The primary reason is when using multiple databases in a UnitOfWorkScope, when using manual transaction management it doesn’t 100% ensure atomicity. Consider the scenario where, while comitting, the CommitTransaction is called on the first IUnitOfWork instance, which succeeds, and while calling Commit on the second IUnitOfWork instance something bad happens. There’s no way to rollback the first transaction as the underlying IDbTransaction has already comitted.
So the solution would have to be to wrap the entire operation inside a TransactionScope instance. Instead of having an implicit expectation that a TransactionScope is wrapping the entire UnitOfWorkScope operation, the UnitOfWorkScope does the right thing and creates a TransactionScope internally and delegates transaction management to it.
That being said, if an ambient transaction already exists, and it is compatible with the IsolationLevel of the UnitOfWorkScope, the TransactionScope instance it creates will participate in the ambient transaction.

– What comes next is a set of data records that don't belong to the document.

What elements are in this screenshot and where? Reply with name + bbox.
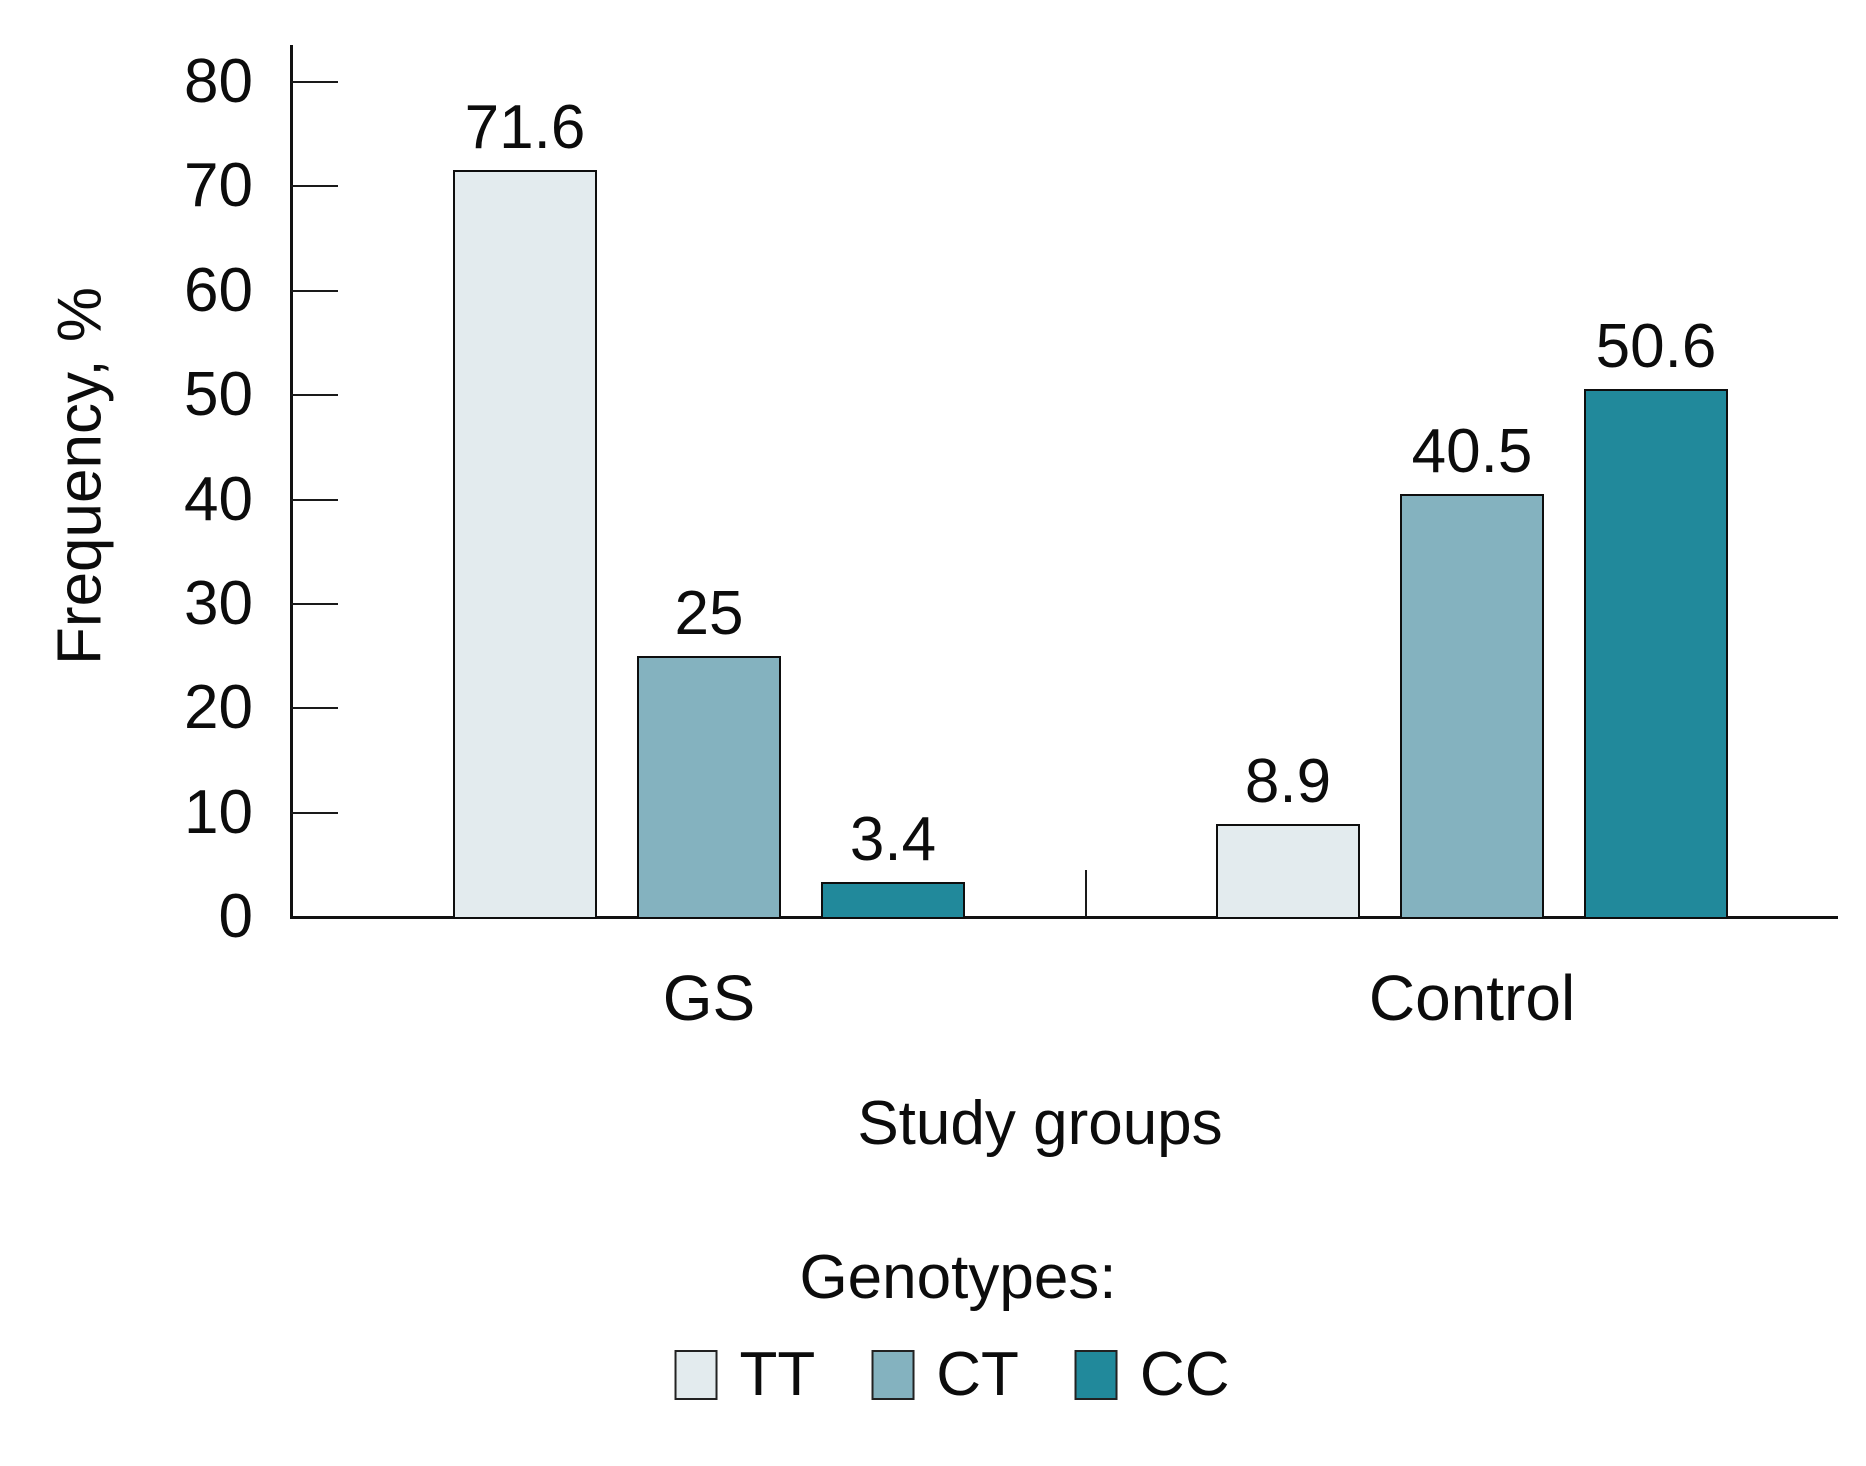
y-tick	[291, 185, 338, 188]
category-label-gs: GS	[662, 962, 756, 1034]
y-tick-label: 0	[218, 882, 253, 951]
legend-item-ct: CT	[871, 1344, 1019, 1406]
y-tick-label: 80	[184, 47, 253, 116]
y-tick	[291, 602, 338, 605]
legend-item-tt: TT	[674, 1340, 816, 1409]
y-tick-label: 60	[184, 255, 253, 325]
bar-control-cc	[1584, 388, 1728, 919]
bar-gs-cc	[821, 881, 965, 919]
bar-value-label: 50.6	[1595, 311, 1717, 381]
y-tick-label: 10	[184, 777, 253, 847]
legend: TT CT CC	[674, 1340, 1230, 1409]
legend-label-cc: CC	[1139, 1340, 1230, 1409]
bar-value-label: 71.6	[464, 92, 586, 162]
bar-value-label: 25	[674, 579, 744, 649]
y-tick	[291, 289, 338, 292]
legend-swatch-cc	[1074, 1350, 1118, 1400]
y-tick	[291, 498, 338, 501]
y-tick-label: 70	[184, 151, 253, 221]
y-tick	[291, 707, 338, 710]
bar-control-ct	[1400, 494, 1544, 919]
y-tick-label: 50	[184, 360, 253, 430]
y-tick	[291, 811, 338, 814]
legend-item-cc: CC	[1074, 1340, 1230, 1409]
bar-control-tt	[1216, 824, 1360, 919]
category-label-control: Control	[1368, 962, 1576, 1034]
y-tick-label: 40	[184, 464, 253, 534]
x-axis-line	[290, 916, 1838, 919]
legend-swatch-ct	[871, 1350, 915, 1400]
y-tick-label: 20	[184, 673, 253, 743]
bar-gs-ct	[637, 656, 781, 919]
y-tick	[291, 394, 338, 397]
y-axis-title: Frequency, %	[45, 287, 115, 665]
legend-label-tt: TT	[739, 1340, 816, 1409]
y-axis-line	[290, 45, 293, 919]
bar-value-label: 3.4	[849, 804, 937, 874]
x-axis-title: Study groups	[857, 1089, 1223, 1158]
y-tick	[291, 81, 338, 83]
x-tick	[1085, 870, 1087, 917]
legend-swatch-tt	[674, 1350, 718, 1400]
bar-gs-tt	[453, 169, 597, 919]
legend-title: Genotypes:	[799, 1243, 1117, 1312]
legend-label-ct: CT	[936, 1340, 1019, 1409]
bar-value-label: 40.5	[1411, 417, 1533, 487]
y-tick-label: 30	[184, 568, 253, 638]
bar-value-label: 8.9	[1244, 747, 1332, 817]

While using TransactionScope simplifies transaction management in NCommon, one thing you should be aware of is that transactions could be enlisted in DTC in certain scnearios. If you using NCommon with a single database, the transaction is enlisted with the LTM and it’s never promoted, unless an existing promoted ambient transaction has already started. If you are using multiple databases, chances are the transaction will be promoted to DTC.
Isolation levels and AutoCompleteScope in 1.1
NCommon 1.0 had constructor overloads for UnitOfWorkScope that would allow you to specify the isolation level that the scope should use. Now, I don’t know about anyone else, but I have never seen an application that uses different isolation levels at different places. So the in 1.1, these overloads are gone.
Additionally, you could provide a UnitOfWorkScopeOptions enumeration to specify if UnitOfWorkScope instances should auto complete while disposing, allowing you to skip having to write the statement scope.Complete everywhere. This again is a global wide configuration in my opinion.
To configure these global settings for UnitOfWorkScope instances, you can use the ConfigureUnitOfWork method exposes by the Configure class:
395 .ConfigureData<NHConfiguration>(x =>
396 x.WithSessionFactory(() => OrdersDomainFactory)
397 .WithSessionFactory(() => HRDomainFactory))
398 .ConfigureUnitOfWork<DefaultUnitOfWorkConfiguration>(x =>
In the code snippet above, the default isolation level is set to ReadComitted and scopes are set to auto complete.
The only overload now exposed by the UnitOfWorkScope class is the option to not enlist the UnitOfWorkScope instance in an existing ambient transaction/unit of work and to start a new transaction/unit of work.
The above changes should reduce some of the complexity around setting up and using NCommon. Check out these changes in the 1.1 branch.